Нори невольно нащупала завязанную бантом на шее травянисто-зеленую ленту. В памяти сохранился день, когда она ее получила – как сохранились дни, когда она получила и остальные подарки.
– Нет, – шепнула она.
Хотя на глаза вновь навернулись слезы, Нори их остановила. Они не прольются. Больше ни одна слеза не скатится по ее щекам из-за Сейко Камидзы.
Странно теплые руки Акиры подняли девочку со стула. Она обмякла, и он прижал ее к себе, как неоперившегося птенца, неспособного двигаться самостоятельно. Объятие продлилось долгий миг.

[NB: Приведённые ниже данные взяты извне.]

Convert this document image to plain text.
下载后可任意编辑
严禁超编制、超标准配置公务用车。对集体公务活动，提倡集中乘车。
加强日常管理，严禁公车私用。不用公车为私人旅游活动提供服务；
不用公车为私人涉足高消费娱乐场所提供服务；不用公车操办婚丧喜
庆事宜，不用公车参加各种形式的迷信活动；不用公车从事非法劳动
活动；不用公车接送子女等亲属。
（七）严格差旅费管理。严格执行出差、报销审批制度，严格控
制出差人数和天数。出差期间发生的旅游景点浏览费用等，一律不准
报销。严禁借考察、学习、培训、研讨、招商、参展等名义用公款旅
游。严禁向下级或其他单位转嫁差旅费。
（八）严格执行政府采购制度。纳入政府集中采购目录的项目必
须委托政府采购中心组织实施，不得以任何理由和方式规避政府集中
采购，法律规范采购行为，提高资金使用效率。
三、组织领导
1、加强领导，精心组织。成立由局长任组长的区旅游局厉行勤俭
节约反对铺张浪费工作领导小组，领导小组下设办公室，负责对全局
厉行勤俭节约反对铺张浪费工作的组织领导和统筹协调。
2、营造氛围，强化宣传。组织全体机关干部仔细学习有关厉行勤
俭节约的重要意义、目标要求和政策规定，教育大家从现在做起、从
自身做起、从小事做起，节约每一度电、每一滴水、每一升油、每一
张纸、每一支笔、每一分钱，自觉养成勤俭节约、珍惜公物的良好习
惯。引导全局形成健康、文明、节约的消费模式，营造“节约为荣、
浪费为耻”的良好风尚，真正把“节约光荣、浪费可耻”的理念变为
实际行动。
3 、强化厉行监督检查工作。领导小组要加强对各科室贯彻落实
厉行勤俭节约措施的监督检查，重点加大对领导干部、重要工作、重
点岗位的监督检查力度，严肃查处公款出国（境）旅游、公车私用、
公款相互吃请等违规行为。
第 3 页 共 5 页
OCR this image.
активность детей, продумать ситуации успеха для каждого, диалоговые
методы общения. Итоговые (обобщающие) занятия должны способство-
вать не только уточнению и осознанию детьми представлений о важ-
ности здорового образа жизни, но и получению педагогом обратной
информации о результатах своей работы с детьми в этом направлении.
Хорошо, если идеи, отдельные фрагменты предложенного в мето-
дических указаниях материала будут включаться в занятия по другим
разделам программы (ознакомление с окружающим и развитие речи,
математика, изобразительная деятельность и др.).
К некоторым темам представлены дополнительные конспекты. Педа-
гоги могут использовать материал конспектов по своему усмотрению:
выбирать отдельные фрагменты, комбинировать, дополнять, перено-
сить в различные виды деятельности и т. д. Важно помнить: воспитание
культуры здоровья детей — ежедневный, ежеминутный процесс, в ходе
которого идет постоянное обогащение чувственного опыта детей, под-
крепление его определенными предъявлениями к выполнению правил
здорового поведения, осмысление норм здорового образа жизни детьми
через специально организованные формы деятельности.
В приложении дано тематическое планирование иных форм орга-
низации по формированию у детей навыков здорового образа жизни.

Акира еще никогда ее не обнимал.
Нори зажмурилась, слушая биение его сердца. Даже оно казалось мелодичным. Дыхание Акиры было медленным и ровным, оно дарило уверенность в том, что жизнь продолжается.
Краткий миг прошел, Акира ее отпустил.
– Ложись спать, – произнес он. – И не опаздывай завтра на занятие. У нас будет Шуберт.
Нори посмотрела ему вслед и еще долго после того, как он скрылся, видела в темноте призрачный силуэт.
Той ночью она так и не заснула. Лежала в постели, уставившись широко распахнутыми глазами в потолок, и изо всех сил сдерживала слезы. Невидимая стена, отделявшая ее от воспоминаний о прошлом, разрушалась кусочек за кусочком.
Однако Нори по-прежнему не могла разглядеть лицо матери. Она видела только глаза.
И теперь девочка наконец осознала, зачем эта стена была нужна. Не мучить ее, скрывая славные деньки блаженства с матерью, которая ее любила. А защитить от матери, которая ее не любила.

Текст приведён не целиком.